La Saône

Son nom le plus ancien est BRIGULUS, fleuve de Gaule Celtique.

Ce sont les commentaires de César qui mentionnent pour la première fois cette rivière sous le nom d'ARAR.

C'est l'historien Amien Marcellin (IV siècle) qui cite pour la première fois le nom celtique "SAUCONNA" pour désigner l'ARAR (nom d'origine gréco-latine).

Elle figure encore sous ce nom (ARAR) dans Grégoire de Tours (VIIe s.) ; c'est de cette époque qu'elle apparait sous les noms de Saucona, puis Saogouna.

Sagonam (810); Sagonne (993); Soana (1215); Saonna (1237); Saganna (1268); Saone (1285); Segonna (1318); Sone (1367); Soosne (1395); Sogne (1405); Soine (1441); Soène (1441); Soone (1447); Sone (1449); .

La recherche des voies romaines dans le sud du département des Vosges (la Vôge) a amené l'association archéologique "LA ROYE DEMANGE" a rechercher les limites nord de navigation à l'époque gallo-romaine.

Si Corre semble être ce point pour des navires d'un certain tonnage, les archives nous montrent qu'à partir de Monthureux-sur-Saône, la Saône est déjà navigable, ainsi que depuis Selles sur le Coney.
De ces points de déchargement, les marchandises transitaient par voie terrestre vers la Meuse et la Moselle.

Voici quelques extraits de l'étude historique réalisée par Jules FINOT sur la Saône qui nous a permis de retrouver ces limites de navigation.

Ouvrage déposé à la Bibliothèque Nationale de France.

Antérieur à la conquête romaine.

Les Séquanes et les Eduens se disputent la perception des droits de péages sur la Saône.
L'établissement de péage à une époque si reculée (antérieure à la conquête romaine) indique que depuis une haute antiquité la Saône était une voie commerciale importante, peut-être même l'unique intermédiaire reliant, grâce au Rhône, le nord avec le midi de la Gaule.
Quelles devaient être alors les marchandises faisant l'objet du commerce et de la navigation de cette rivière ? Strabon mentionne les excellentes salaisons des Séquanes qui étaient exportées jusqu'à Rome.
A ces denrées il est permis d'ajouter les bois de construction provenant des forêts des Vosges et les laines que produisait en abondance le pays des Lingons.

César.

Ce sont les commentaires de César qui mentionnent pour la première fois cette rivière sous le nom d'Arar. D'ailleurs, la manière dont s'exprime le grand général indique qu'il était le premier à en parler : "l'Arar, dit-il, est un cours d'eau qui, coulant entre les Eduens et les Séquanais, tombe dans le Rhône ; son cours est d'une lenteur si prodigieuse, que l'œil ne peut apercevoir de quel côté se dirigent ses eaux".
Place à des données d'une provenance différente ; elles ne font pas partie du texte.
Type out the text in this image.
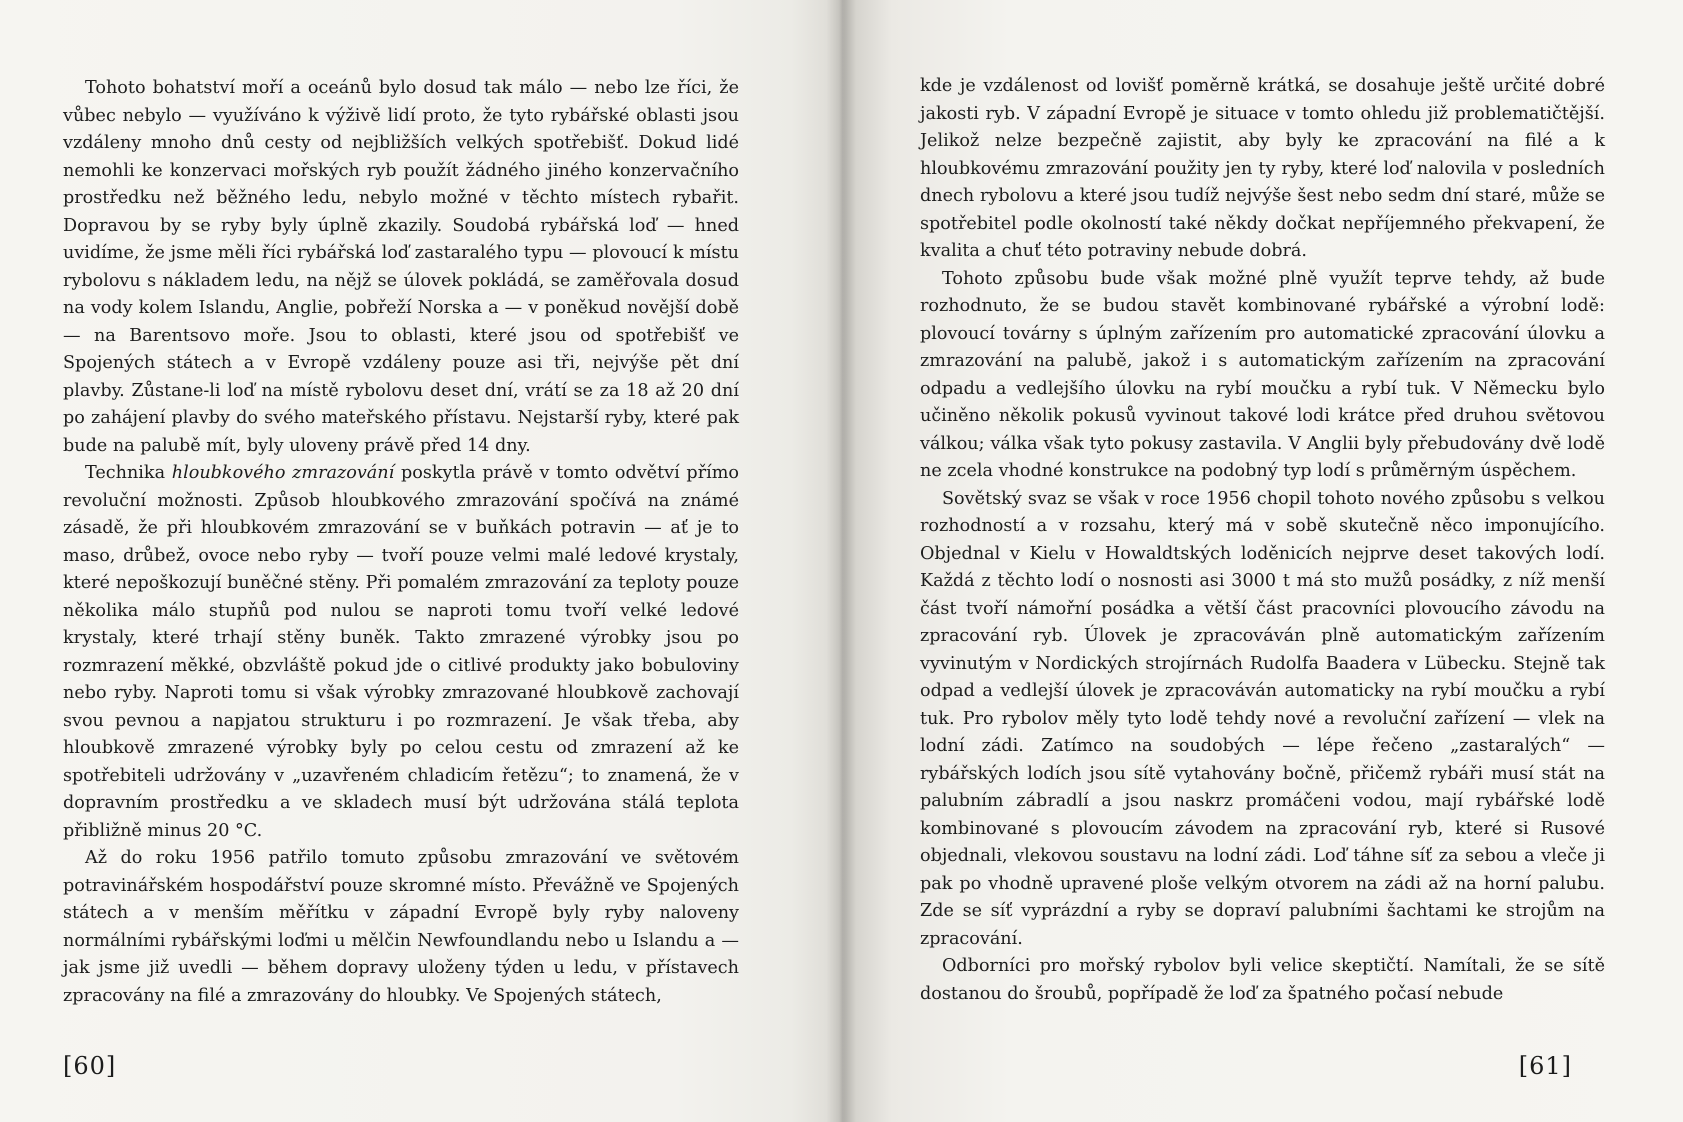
Tohoto bohatství moří a oceánů bylo dosud tak málo — nebo lze říci, že vůbec nebylo — využíváno k výživě lidí proto, že tyto rybářské oblasti jsou vzdáleny mnoho dnů cesty od nejbližších velkých spotřebišť. Dokud lidé nemohli ke konzervaci mořských ryb použít žádného jiného konzervačního prostředku než běžného ledu, nebylo možné v těchto místech rybařit. Dopravou by se ryby byly úplně zkazily. Soudobá rybářská loď — hned uvidíme, že jsme měli říci rybářská loď zastaralého typu — plovoucí k místu rybolovu s nákladem ledu, na nějž se úlovek pokládá, se zaměřovala dosud na vody kolem Islandu, Anglie, pobřeží Norska a — v poněkud novější době — na Barentsovo moře. Jsou to oblasti, které jsou od spotřebišť ve Spojených státech a v Evropě vzdáleny pouze asi tři, nejvýše pět dní plavby. Zůstane-li loď na místě rybolovu deset dní, vrátí se za 18 až 20 dní po zahájení plavby do svého mateřského přístavu. Nejstarší ryby, které pak bude na palubě mít, byly uloveny právě před 14 dny.

Technika hloubkového zmrazování poskytla právě v tomto odvětví přímo revoluční možnosti. Způsob hloubkového zmrazování spočívá na známé zásadě, že při hloubkovém zmrazování se v buňkách potravin — ať je to maso, drůbež, ovoce nebo ryby — tvoří pouze velmi malé ledové krystaly, které nepoškozují buněčné stěny. Při pomalém zmrazování za teploty pouze několika málo stupňů pod nulou se naproti tomu tvoří velké ledové krystaly, které trhají stěny buněk. Takto zmrazené výrobky jsou po rozmrazení měkké, obzvláště pokud jde o citlivé produkty jako bobuloviny nebo ryby. Naproti tomu si však výrobky zmrazované hloubkově zachovají svou pevnou a napjatou strukturu i po rozmrazení. Je však třeba, aby hloubkově zmrazené výrobky byly po celou cestu od zmrazení až ke spotřebiteli udržovány v „uzavřeném chladicím řetězu“; to znamená, že v dopravním prostředku a ve skladech musí být udržována stálá teplota přibližně minus 20 °C.

Až do roku 1956 patřilo tomuto způsobu zmrazování ve světovém potravinářském hospodářství pouze skromné místo. Převážně ve Spojených státech a v menším měřítku v západní Evropě byly ryby naloveny normálními rybářskými loďmi u mělčin Newfoundlandu nebo u Islandu a — jak jsme již uvedli — během dopravy uloženy týden u ledu, v přístavech zpracovány na filé a zmrazovány do hloubky. Ve Spojených státech,

[60]

kde je vzdálenost od lovišť poměrně krátká, se dosahuje ještě určité dobré jakosti ryb. V západní Evropě je situace v tomto ohledu již problematičtější. Jelikož nelze bezpečně zajistit, aby byly ke zpracování na filé a k hloubkovému zmrazování použity jen ty ryby, které loď nalovila v posledních dnech rybolovu a které jsou tudíž nejvýše šest nebo sedm dní staré, může se spotřebitel podle okolností také někdy dočkat nepříjemného překvapení, že kvalita a chuť této potraviny nebude dobrá.

Tohoto způsobu bude však možné plně využít teprve tehdy, až bude rozhodnuto, že se budou stavět kombinované rybářské a výrobní lodě: plovoucí továrny s úplným zařízením pro automatické zpracování úlovku a zmrazování na palubě, jakož i s automatickým zařízením na zpracování odpadu a vedlejšího úlovku na rybí moučku a rybí tuk. V Německu bylo učiněno několik pokusů vyvinout takové lodi krátce před druhou světovou válkou; válka však tyto pokusy zastavila. V Anglii byly přebudovány dvě lodě ne zcela vhodné konstrukce na podobný typ lodí s průměrným úspěchem.

Sovětský svaz se však v roce 1956 chopil tohoto nového způsobu s velkou rozhodností a v rozsahu, který má v sobě skutečně něco imponujícího. Objednal v Kielu v Howaldtských loděnicích nejprve deset takových lodí. Každá z těchto lodí o nosnosti asi 3000 t má sto mužů posádky, z níž menší část tvoří námořní posádka a větší část pracovníci plovoucího závodu na zpracování ryb. Úlovek je zpracováván plně automatickým zařízením vyvinutým v Nordických strojírnách Rudolfa Baadera v Lübecku. Stejně tak odpad a vedlejší úlovek je zpracováván automaticky na rybí moučku a rybí tuk. Pro rybolov měly tyto lodě tehdy nové a revoluční zařízení — vlek na lodní zádi. Zatímco na soudobých — lépe řečeno „zastaralých“ — rybářských lodích jsou sítě vytahovány bočně, přičemž rybáři musí stát na palubním zábradlí a jsou naskrz promáčeni vodou, mají rybářské lodě kombinované s plovoucím závodem na zpracování ryb, které si Rusové objednali, vlekovou soustavu na lodní zádi. Loď táhne síť za sebou a vleče ji pak po vhodně upravené ploše velkým otvorem na zádi až na horní palubu. Zde se síť vyprázdní a ryby se dopraví palubními šachtami ke strojům na zpracování.

Odborníci pro mořský rybolov byli velice skeptičtí. Namítali, že se sítě dostanou do šroubů, popřípadě že loď za špatného počasí nebude

[61]
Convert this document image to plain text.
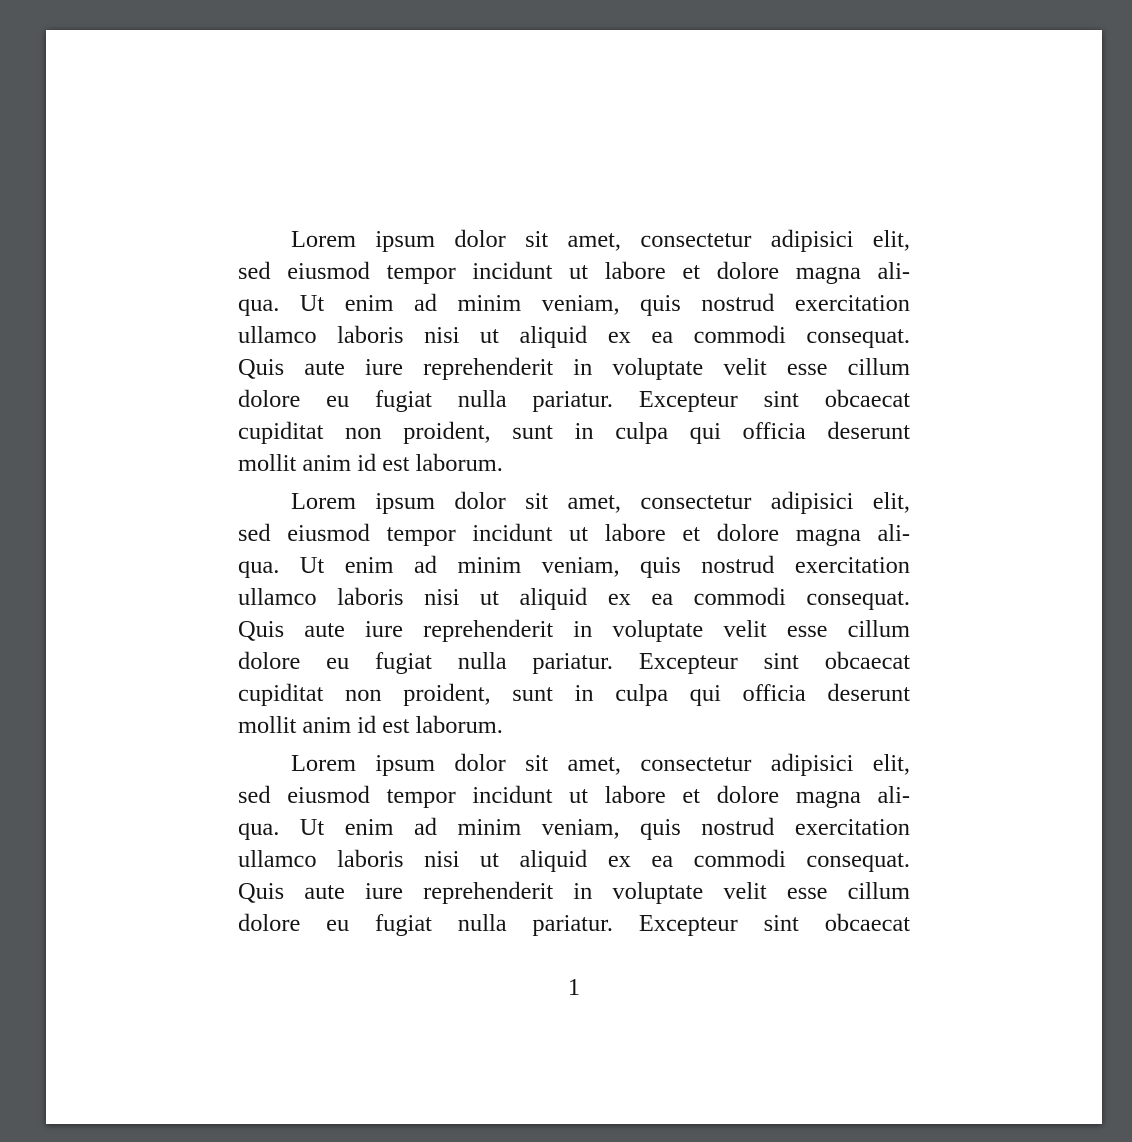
Lorem ipsum dolor sit amet, consectetur adipisici elit,
sed eiusmod tempor incidunt ut labore et dolore magna ali-
qua. Ut enim ad minim veniam, quis nostrud exercitation
ullamco laboris nisi ut aliquid ex ea commodi consequat.
Quis aute iure reprehenderit in voluptate velit esse cillum
dolore eu fugiat nulla pariatur. Excepteur sint obcaecat
cupiditat non proident, sunt in culpa qui officia deserunt
mollit anim id est laborum.
Lorem ipsum dolor sit amet, consectetur adipisici elit,
sed eiusmod tempor incidunt ut labore et dolore magna ali-
qua. Ut enim ad minim veniam, quis nostrud exercitation
ullamco laboris nisi ut aliquid ex ea commodi consequat.
Quis aute iure reprehenderit in voluptate velit esse cillum
dolore eu fugiat nulla pariatur. Excepteur sint obcaecat
cupiditat non proident, sunt in culpa qui officia deserunt
mollit anim id est laborum.
Lorem ipsum dolor sit amet, consectetur adipisici elit,
sed eiusmod tempor incidunt ut labore et dolore magna ali-
qua. Ut enim ad minim veniam, quis nostrud exercitation
ullamco laboris nisi ut aliquid ex ea commodi consequat.
Quis aute iure reprehenderit in voluptate velit esse cillum
dolore eu fugiat nulla pariatur. Excepteur sint obcaecat
1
A César nous rattachons les historiens grecs qui ont raconté ses campagnes des Gaules. Plutarque appelle la Saône Arara, et Dion Cassus Arararis, noms à forme grecque d'Arar.

Elle changea de nom lorsque "ARAR entré dans la forêt pour chasser, trouva son frère Celtibére dévoré par des bêtes fauves, ce qui lui causa une si violente douleur, qu'il se frappa mortellement et tomba dans le fleuve BRIGULUS, qui depuis cet événement prit le nom d'ARAR" .

D'après le P. Penon, Arar viendrait du mot celtique arat, d'où les Latins ont fait arare, labourer, et aratrium, charrue, que les Gaulois nommaient arar.
Les Gaulois, dit-il, auraient voulu exprimer par là que la Saône va lentement.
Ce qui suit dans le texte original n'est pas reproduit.